I know this is completely unrelated and a bit unbelievable but the song that started playing at the start of the video was the exact same as the song that was playing in the video I was watching previously, which was being used to test speakers. It even says in that video that the song is called "Walk Through The Park" by TrackTribe.
We all thought that Windows 98 was about to be completely dead. But in 2021, It’s Back. And you can use modern internet. Windows 98 is alive and thanks to Browservice, I predict that usage of 98 will increase high until reaching Windows 7 or 8
The New systems allow you to watch right from the browser, Otherwise, there's a RU-vid app available in the eShop. WARNING: The 3DS eShop may close next year.
Actually the RU-vid webpage you've seen in Windows 98's IE browser is rendered on your raspberry pi, the IE browser just takes the render result(png) and shows it. Changing UA actually doesnot solving the problem, the raspberry pi does.
That's only an option if your 98 PC is capable of running XP. Officially XP needs a 233MHz CPU with 64MB of RAM which most but not all 98 machines meet. However the actual true minimum for XP is lower, namely any Pentium with at least 18MB of RAM. If you have a 486 running 98 you can't upgrade it to XP.

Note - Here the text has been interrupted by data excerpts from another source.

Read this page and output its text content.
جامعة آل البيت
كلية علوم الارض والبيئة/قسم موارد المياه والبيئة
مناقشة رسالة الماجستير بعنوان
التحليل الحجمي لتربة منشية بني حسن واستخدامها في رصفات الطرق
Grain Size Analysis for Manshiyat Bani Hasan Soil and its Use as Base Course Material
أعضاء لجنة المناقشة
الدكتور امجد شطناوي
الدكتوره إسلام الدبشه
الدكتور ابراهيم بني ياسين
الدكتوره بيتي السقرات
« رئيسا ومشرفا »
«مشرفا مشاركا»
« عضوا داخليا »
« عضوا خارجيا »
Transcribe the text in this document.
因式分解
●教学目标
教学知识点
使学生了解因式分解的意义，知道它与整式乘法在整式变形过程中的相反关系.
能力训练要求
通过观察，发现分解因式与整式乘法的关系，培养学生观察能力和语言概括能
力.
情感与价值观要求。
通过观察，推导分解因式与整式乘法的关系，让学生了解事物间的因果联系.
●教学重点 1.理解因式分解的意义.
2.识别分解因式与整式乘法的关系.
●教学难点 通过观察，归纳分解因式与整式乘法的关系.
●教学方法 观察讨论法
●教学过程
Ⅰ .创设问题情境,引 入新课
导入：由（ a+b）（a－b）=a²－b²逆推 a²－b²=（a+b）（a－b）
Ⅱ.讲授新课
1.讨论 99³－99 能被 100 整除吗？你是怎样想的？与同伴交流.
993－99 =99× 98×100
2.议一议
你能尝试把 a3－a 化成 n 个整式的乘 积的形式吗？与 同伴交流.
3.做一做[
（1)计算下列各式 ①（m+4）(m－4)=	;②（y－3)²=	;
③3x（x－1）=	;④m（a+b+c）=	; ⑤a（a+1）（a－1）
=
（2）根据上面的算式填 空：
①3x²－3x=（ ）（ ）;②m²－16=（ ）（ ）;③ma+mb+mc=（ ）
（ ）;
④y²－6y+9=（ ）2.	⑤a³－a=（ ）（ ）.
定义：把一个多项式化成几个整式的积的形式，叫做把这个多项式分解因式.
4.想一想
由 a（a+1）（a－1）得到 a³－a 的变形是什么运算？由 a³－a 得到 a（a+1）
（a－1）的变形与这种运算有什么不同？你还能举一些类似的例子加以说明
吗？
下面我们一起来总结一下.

Damn isn't scary how horrendous modern websites look on Classic OS and Displays? The new design of RU-vid is so damn big that i even have to zoom out on my browser to make it look normal again. I didn't mind the "new" flat design introduced with iOS 7, but this.. this is just crazy.
In 2010-2012 RU-vid worked in Windows 98 on my Pentium III without any additions like Browservice... Opera 9.x-10.x was relatively actual at that time.
Why can't a modern browser be made to run on Windows 98 though? There's already a full-blown Win32 API there and a powerful x86 architecture, so virtually everything should be possible there.
Windows 98 is officially the second oldest version of Windows that I've seen run RU-vid. The oldest version of Windows that I've seen run RU-vid is Windows NT 4.0.
My first idea for this would have been to would be to try use the RU-vid api directly to upload a video, and like write it in maybe C w CURL or something
Tried to learn how to use BeautifulSoup and Requests in Python 3 about 18 months ago - knew a webpage worked but it was returning nothing. Spoofed the User-Agent and worked instantly. A lot of sites seem to depend on the UA string.
Oh gosh that spinning globe logo in the top right corner hahaha nostalgia Technically you were just using Windows 98 as a remote access terminal for the Browservice browser.
When you were at the upload screen, it said you can drag and drop the video. If you were to do that instead of clicking the button, would it work? Probably not but I still wanna know.